O que faz a ociosidade!

Por Flávio Dutra

De vez em quando é conveniente tratar de temas menos áridos. Por isso, me permito divagar hoje sobre paralelepípedos. Sim, paralelepípedos. A primeira lembrança que tenho desse objeto é do animado carnaval da  rua Carazinho, no bairro Petrópolis. A Carazinho começa na Protásio Alves e hoje se vai até a Nilópolis.  Mas aqueles anos 1960 o Carnaval ocorria  apenas na primeira quadra e era promovido pelo casal que tinha um posto dos Correios, em frente ao qual, no outro lado da rua, ficava o coreto de madeira, modestamente ornamentado, de onde saia a animação, microfone em punho, do homem do casal.

- Agora está chegando a tribula (...) descendo a avenida, maltratando os paralelepípedos. 

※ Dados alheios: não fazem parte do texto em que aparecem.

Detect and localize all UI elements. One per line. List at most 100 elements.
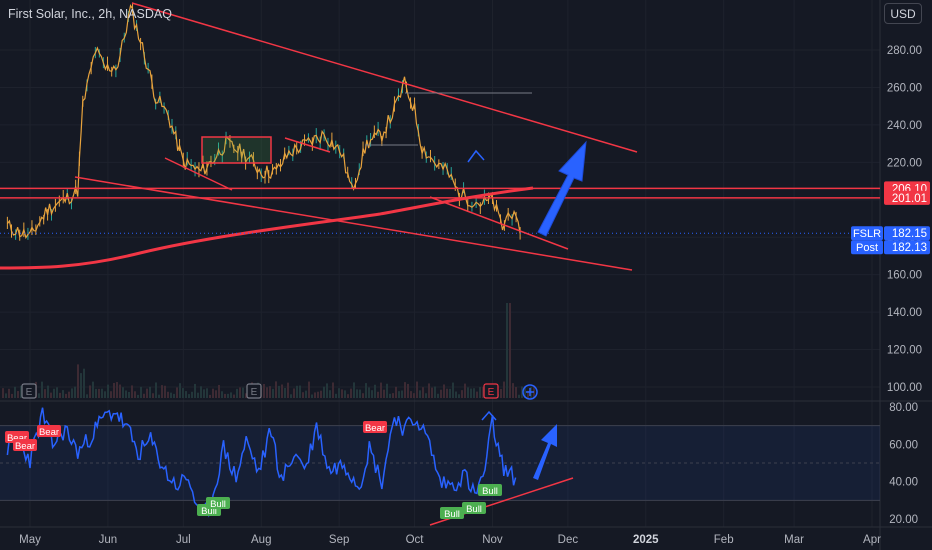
volume-bar	[116, 382, 118, 398]
time-tick-label: Nov	[482, 534, 503, 546]
volume-bar	[335, 393, 337, 398]
volume-bar	[128, 391, 130, 398]
volume-bar	[428, 383, 430, 398]
volume-bar	[455, 391, 457, 398]
price-pane	[6, 2, 521, 241]
volume-bar	[62, 390, 64, 398]
time-tick-label: Aug	[251, 534, 271, 546]
volume-bar	[470, 388, 472, 398]
volume-bar	[500, 388, 502, 398]
volume-bars	[2, 303, 535, 398]
volume-bar	[377, 391, 379, 398]
volume-bar	[407, 383, 409, 398]
volume-bar	[326, 383, 328, 398]
bull-signal-label: Bull	[482, 486, 498, 497]
oscillator-pane: BearBearBear BearBullBullBull BullBull	[0, 407, 880, 526]
volume-bar	[104, 391, 106, 398]
volume-bar	[401, 390, 403, 398]
volume-bar	[167, 391, 169, 398]
volume-bar	[209, 394, 211, 398]
time-tick-label: Oct	[406, 534, 425, 546]
time-tick-label: Jul	[176, 534, 191, 546]
volume-bar	[374, 384, 376, 398]
volume-bar	[296, 385, 298, 398]
volume-bar	[380, 382, 382, 398]
volume-bar	[113, 382, 115, 398]
volume-bar	[308, 381, 310, 398]
volume-bar	[311, 394, 313, 398]
volume-bar	[140, 386, 142, 398]
volume-bar	[155, 382, 157, 398]
time-tick-label: Feb	[714, 534, 734, 546]
time-tick-label: Apr	[863, 534, 881, 546]
volume-bar	[509, 303, 511, 398]
volume-bar	[215, 390, 217, 398]
volume-bar	[44, 389, 46, 398]
volume-bar	[122, 387, 124, 398]
volume-bar	[206, 388, 208, 398]
highlight-box	[201, 136, 272, 164]
time-tick-label: May	[19, 534, 41, 546]
price-tick-label: 140.00	[887, 307, 922, 319]
volume-bar	[242, 387, 244, 398]
volume-bar	[323, 386, 325, 398]
volume-bar	[395, 386, 397, 398]
volume-bar	[299, 385, 301, 398]
chart-canvas[interactable]: EEE BearBearBear BearBullBullBull BullBull…	[0, 0, 932, 550]
volume-bar	[53, 388, 55, 398]
volume-bar	[107, 384, 109, 398]
volume-bar	[287, 382, 289, 398]
volume-bar	[221, 391, 223, 398]
volume-bar	[263, 383, 265, 398]
volume-bar	[5, 393, 7, 398]
volume-bar	[317, 391, 319, 398]
earnings-marker-label: E	[26, 387, 33, 398]
oscillator-small-arrow	[481, 410, 497, 421]
volume-bar	[371, 390, 373, 398]
bear-signal-label: Bear	[15, 441, 35, 452]
volume-bar	[137, 394, 139, 398]
volume-bar	[176, 387, 178, 398]
price-tick-label: 280.00	[887, 45, 922, 57]
volume-bar	[503, 381, 505, 398]
currency-button[interactable]: USD	[884, 3, 922, 24]
volume-bar	[437, 393, 439, 398]
time-tick-label: 2025	[633, 534, 659, 546]
oscillator-tick-label: 20.00	[889, 514, 918, 526]
volume-bar	[320, 390, 322, 398]
volume-bar	[386, 383, 388, 398]
volume-bar	[197, 392, 199, 398]
earnings-marker-label: E	[488, 387, 495, 398]
volume-bar	[149, 386, 151, 398]
volume-bar	[41, 381, 43, 398]
volume-bar	[350, 388, 352, 398]
volume-bar	[404, 382, 406, 398]
volume-bar	[230, 392, 232, 398]
volume-bar	[479, 387, 481, 398]
volume-bar	[71, 388, 73, 398]
volume-bar	[68, 391, 70, 398]
volume-bar	[452, 382, 454, 398]
time-tick-label: Dec	[558, 534, 579, 546]
chart-root: EEE Bear Bear Bear Bear Bull Bull Bull Bull Bull…	[0, 0, 932, 550]
volume-bar	[338, 388, 340, 398]
volume-bar	[413, 393, 415, 398]
volume-bar	[50, 392, 52, 398]
price-label-tag-text: FSLR	[853, 228, 881, 240]
volume-bar	[473, 388, 475, 398]
volume-bar	[389, 393, 391, 398]
volume-bar	[305, 390, 307, 398]
time-tick-label: Mar	[784, 534, 804, 546]
volume-bar	[275, 381, 277, 398]
oscillator-tick-label: 60.00	[889, 439, 918, 451]
volume-bar	[200, 386, 202, 398]
volume-bar	[506, 303, 508, 398]
volume-bar	[98, 388, 100, 398]
volume-bar	[461, 390, 463, 398]
oscillator-tick-label: 80.00	[889, 402, 918, 414]
volume-bar	[89, 385, 91, 398]
volume-bar	[47, 385, 49, 398]
volume-bar	[446, 388, 448, 398]
volume-bar	[410, 391, 412, 398]
volume-bar	[173, 393, 175, 398]
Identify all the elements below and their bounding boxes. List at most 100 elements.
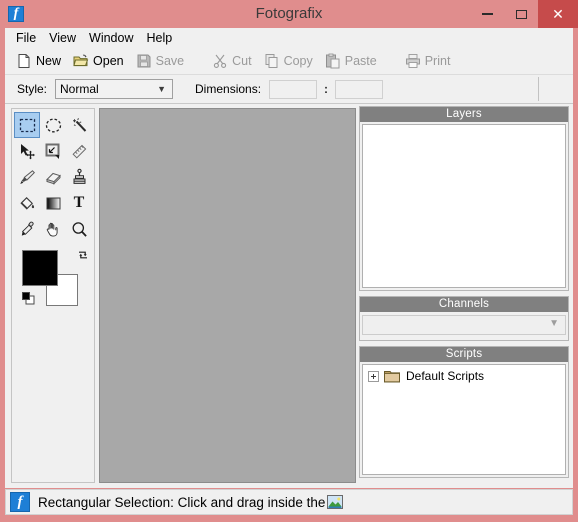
- style-label: Style:: [17, 82, 48, 96]
- right-dock: Layers Channels ▼ Scripts Default Script…: [359, 106, 569, 483]
- move-tool[interactable]: [14, 138, 40, 164]
- tool-options-bar: Style: Normal ▼ Dimensions: :: [5, 75, 573, 104]
- channels-dropdown[interactable]: ▼: [362, 315, 566, 335]
- print-button-label: Print: [424, 54, 451, 68]
- open-folder-icon: [73, 53, 89, 69]
- status-bar: f Rectangular Selection: Click and drag …: [5, 489, 573, 515]
- menu-item-file[interactable]: File: [12, 28, 45, 48]
- open-button-label: Open: [93, 54, 124, 68]
- eraser-tool[interactable]: [40, 164, 66, 190]
- text-t-icon: T: [73, 194, 85, 211]
- fotografix-f-icon: f: [10, 492, 30, 512]
- tool-palette: T: [11, 108, 95, 483]
- folder-icon: [384, 369, 400, 383]
- cut-button-label: Cut: [232, 54, 252, 68]
- layers-panel-title: Layers: [360, 107, 568, 122]
- print-button[interactable]: Print: [399, 50, 457, 72]
- new-page-icon: [16, 53, 32, 69]
- paintbrush-icon: [18, 168, 37, 187]
- style-dropdown[interactable]: Normal ▼: [55, 79, 174, 99]
- plus-expander-icon[interactable]: [368, 370, 379, 382]
- style-dropdown-value: Normal: [60, 82, 99, 96]
- crop-tool[interactable]: [40, 138, 66, 164]
- image-thumbnail-icon: [327, 494, 344, 510]
- open-button[interactable]: Open: [67, 50, 130, 72]
- dimension-separator: :: [324, 82, 329, 96]
- eraser-icon: [44, 168, 63, 187]
- elliptical-selection-tool[interactable]: [40, 112, 66, 138]
- eyedropper-icon: [18, 220, 37, 239]
- paste-icon: [325, 53, 341, 69]
- status-icon-glyph: f: [17, 494, 23, 510]
- copy-button[interactable]: Copy: [258, 50, 319, 72]
- menu-item-window[interactable]: Window: [85, 28, 142, 48]
- copy-button-label: Copy: [283, 54, 313, 68]
- chevron-down-icon: ▼: [157, 84, 167, 94]
- clone-stamp-icon: [70, 168, 89, 187]
- copy-icon: [264, 53, 280, 69]
- brush-tool[interactable]: [14, 164, 40, 190]
- window-controls: ✕: [470, 0, 578, 28]
- close-icon: ✕: [552, 6, 564, 22]
- close-button[interactable]: ✕: [538, 0, 578, 28]
- dimension-width-input[interactable]: [269, 79, 318, 99]
- magnifier-icon: [70, 220, 89, 239]
- status-message: Rectangular Selection: Click and drag in…: [38, 494, 326, 510]
- magic-wand-icon: [70, 116, 89, 135]
- menu-item-help[interactable]: Help: [143, 28, 182, 48]
- swap-colors-icon[interactable]: [76, 248, 90, 262]
- app-icon-glyph: f: [13, 6, 19, 21]
- color-picker-swatches: [22, 250, 87, 306]
- clone-stamp-tool[interactable]: [66, 164, 92, 190]
- layers-panel: Layers: [359, 106, 569, 291]
- cut-button[interactable]: Cut: [206, 50, 257, 72]
- paint-bucket-tool[interactable]: [14, 190, 40, 216]
- rectangular-marquee-icon: [18, 116, 37, 135]
- new-button-label: New: [36, 54, 62, 68]
- zoom-tool[interactable]: [66, 216, 92, 242]
- crop-icon: [44, 142, 63, 161]
- printer-icon: [405, 53, 421, 69]
- title-bar: f Fotografix ✕: [0, 0, 578, 28]
- measure-tool[interactable]: [66, 138, 92, 164]
- hand-tool[interactable]: [40, 216, 66, 242]
- default-colors-icon[interactable]: [22, 292, 35, 305]
- client-area: File View Window Help New Open Save Cut …: [5, 28, 573, 488]
- text-tool[interactable]: T: [66, 190, 92, 216]
- tree-item-label: Default Scripts: [406, 369, 485, 383]
- gradient-tool[interactable]: [40, 190, 66, 216]
- maximize-icon: [515, 9, 527, 19]
- paste-button-label: Paste: [344, 54, 377, 68]
- save-button[interactable]: Save: [130, 50, 191, 72]
- menu-bar: File View Window Help: [5, 28, 573, 48]
- paint-bucket-icon: [18, 194, 37, 213]
- scripts-panel-title: Scripts: [360, 347, 568, 362]
- menu-item-view[interactable]: View: [45, 28, 85, 48]
- paste-button[interactable]: Paste: [319, 50, 383, 72]
- magic-wand-tool[interactable]: [66, 112, 92, 138]
- move-arrow-icon: [18, 142, 37, 161]
- canvas-workspace[interactable]: [99, 108, 356, 483]
- save-button-label: Save: [155, 54, 185, 68]
- layers-list[interactable]: [362, 124, 566, 288]
- maximize-button[interactable]: [504, 0, 538, 28]
- minimize-icon: [481, 13, 493, 15]
- options-bar-separator: [538, 77, 539, 101]
- tool-grid: T: [12, 109, 94, 242]
- dimensions-label: Dimensions:: [195, 82, 262, 96]
- eyedropper-tool[interactable]: [14, 216, 40, 242]
- tree-item-default-scripts[interactable]: Default Scripts: [363, 365, 565, 383]
- foreground-color-swatch[interactable]: [22, 250, 58, 286]
- ruler-icon: [70, 142, 89, 161]
- elliptical-marquee-icon: [44, 116, 63, 135]
- save-floppy-icon: [136, 53, 152, 69]
- rectangular-selection-tool[interactable]: [14, 112, 40, 138]
- channels-panel-title: Channels: [360, 297, 568, 312]
- dimension-height-input[interactable]: [335, 79, 384, 99]
- application-window: f Fotografix ✕ File View Window Help New…: [0, 0, 578, 522]
- scripts-tree[interactable]: Default Scripts: [362, 364, 566, 475]
- new-button[interactable]: New: [10, 50, 67, 72]
- main-toolbar: New Open Save Cut Copy Paste Print: [5, 48, 573, 75]
- chevron-down-icon: ▼: [549, 318, 559, 329]
- minimize-button[interactable]: [470, 0, 504, 28]
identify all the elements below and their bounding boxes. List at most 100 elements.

Eu tinha 9 ou 10 anos e ficava encantado com  aquela movimentação, sem entender., porém, como o animador não conseguia pronunciar tribo - as tribos tinham presença forte no carnaval de então - mas paralelepípedo saia sem erro, sílaba a sílaba, mesmo que maltratado pelos passistas fantasiados de povos originários. "Descendo a avenida" até se justificava porque aquele trecho da Carazinho, a partir das Protásio Alves, tem um declive bem acentuado. Entretanto, até hoje não entendo por que acusava as "tribulas" de maltratarem os paralelepípedos. Talvez quisesse dar conta da animação dos carnavalescos, cheios de penas e cocares. 

Poucos anos mais tarde, nas aulas de geometria, me reencontrei com os paralelepípedos, agora como um prisma, com seis faces, sendo que duas são idênticas e paralelas entre si, conforme a descrição dos livros. Só então é que me dei conta de porque as pedras de calçamento são conhecidas, dado a seu formato, de paralelepípedos. Hoje, nas principais ruas e avenidas nem podem mais ser maltratados por passistas animados, eis que a maioria está coberta por asfalto. 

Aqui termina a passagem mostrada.